Dave Plummer, the ex-Microsoft engineer behind Task Manager and Windows Pinball, just dropped RetroPad: a full-feature recreation of the original Notepad in 2,686 bytes of x86 assembly. Modern Windows Notepad clocks in at 352KB, bloated with Copilot hooks, telemetry, and feature creep that turned a simple text tool into something that wants your account and cloud sync. Plummer leveraged Win32's built-in menus and GUI primitives plus the Crinkler linker to keep it lean—no cheats, just the kind of disciplined coding that made NT-era apps fit on a floppy.

The project matches XP Notepad parity, including open/save, font changes, printing via system dialogs, and later additions like optional line numbers and dark mode. Source and executable landed on GitHub under Apache 2.0, and the man himself noted the source code is exactly 2,686 lines.

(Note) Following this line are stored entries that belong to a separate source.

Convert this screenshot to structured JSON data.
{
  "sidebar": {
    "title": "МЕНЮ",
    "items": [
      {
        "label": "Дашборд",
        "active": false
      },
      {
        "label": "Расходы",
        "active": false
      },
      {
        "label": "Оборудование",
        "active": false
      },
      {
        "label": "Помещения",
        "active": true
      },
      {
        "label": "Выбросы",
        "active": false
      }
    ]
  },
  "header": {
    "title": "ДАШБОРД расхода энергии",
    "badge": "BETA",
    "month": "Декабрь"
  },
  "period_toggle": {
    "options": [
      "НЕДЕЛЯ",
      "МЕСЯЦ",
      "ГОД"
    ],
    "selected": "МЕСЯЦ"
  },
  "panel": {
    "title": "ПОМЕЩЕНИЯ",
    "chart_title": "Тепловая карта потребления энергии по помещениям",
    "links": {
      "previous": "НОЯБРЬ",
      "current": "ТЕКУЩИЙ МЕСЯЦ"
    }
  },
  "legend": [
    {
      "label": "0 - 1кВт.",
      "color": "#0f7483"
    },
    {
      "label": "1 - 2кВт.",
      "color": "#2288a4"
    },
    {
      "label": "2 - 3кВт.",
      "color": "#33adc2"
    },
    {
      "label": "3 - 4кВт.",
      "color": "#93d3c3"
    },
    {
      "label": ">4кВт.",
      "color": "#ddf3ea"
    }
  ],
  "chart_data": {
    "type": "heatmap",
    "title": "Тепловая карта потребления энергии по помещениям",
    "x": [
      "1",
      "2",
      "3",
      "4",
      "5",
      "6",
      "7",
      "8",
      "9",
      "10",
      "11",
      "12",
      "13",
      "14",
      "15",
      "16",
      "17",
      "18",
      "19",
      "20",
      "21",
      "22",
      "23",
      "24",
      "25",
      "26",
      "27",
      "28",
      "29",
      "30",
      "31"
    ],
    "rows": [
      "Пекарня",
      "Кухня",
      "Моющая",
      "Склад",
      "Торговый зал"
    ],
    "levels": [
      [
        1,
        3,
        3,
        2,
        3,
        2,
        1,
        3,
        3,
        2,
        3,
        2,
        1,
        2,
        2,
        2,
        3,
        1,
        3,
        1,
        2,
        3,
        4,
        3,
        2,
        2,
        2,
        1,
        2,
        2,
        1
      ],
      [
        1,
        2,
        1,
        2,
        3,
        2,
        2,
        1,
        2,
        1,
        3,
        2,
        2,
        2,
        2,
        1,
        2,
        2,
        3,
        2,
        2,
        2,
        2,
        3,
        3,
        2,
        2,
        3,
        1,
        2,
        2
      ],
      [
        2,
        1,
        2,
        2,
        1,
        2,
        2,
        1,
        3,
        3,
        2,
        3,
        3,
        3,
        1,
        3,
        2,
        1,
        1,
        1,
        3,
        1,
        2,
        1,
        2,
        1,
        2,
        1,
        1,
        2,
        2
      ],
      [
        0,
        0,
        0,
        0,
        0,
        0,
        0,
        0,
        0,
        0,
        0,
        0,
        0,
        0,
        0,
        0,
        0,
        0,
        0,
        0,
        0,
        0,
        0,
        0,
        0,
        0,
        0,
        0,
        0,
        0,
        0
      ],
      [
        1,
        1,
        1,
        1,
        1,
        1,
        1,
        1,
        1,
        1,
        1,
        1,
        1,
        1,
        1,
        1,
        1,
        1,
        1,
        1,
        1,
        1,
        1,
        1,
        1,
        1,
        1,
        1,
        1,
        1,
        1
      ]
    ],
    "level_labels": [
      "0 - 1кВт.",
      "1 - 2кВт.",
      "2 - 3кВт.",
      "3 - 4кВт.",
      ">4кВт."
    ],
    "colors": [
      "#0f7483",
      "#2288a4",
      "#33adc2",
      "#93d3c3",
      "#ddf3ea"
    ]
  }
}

Community reaction on X has been a mix of nostalgia and pointed jabs at Microsoft's direction—Plummer's own post racked up thousands of likes with the tagline "No bloat. No telemetry. No nonsense."

It's a timely flex as memory prices climb and AI features keep inflating everything. Plummer's challenge to the room: what other "impossible" tiny apps should he tackle next? The answer is obvious—File Explorer is right there.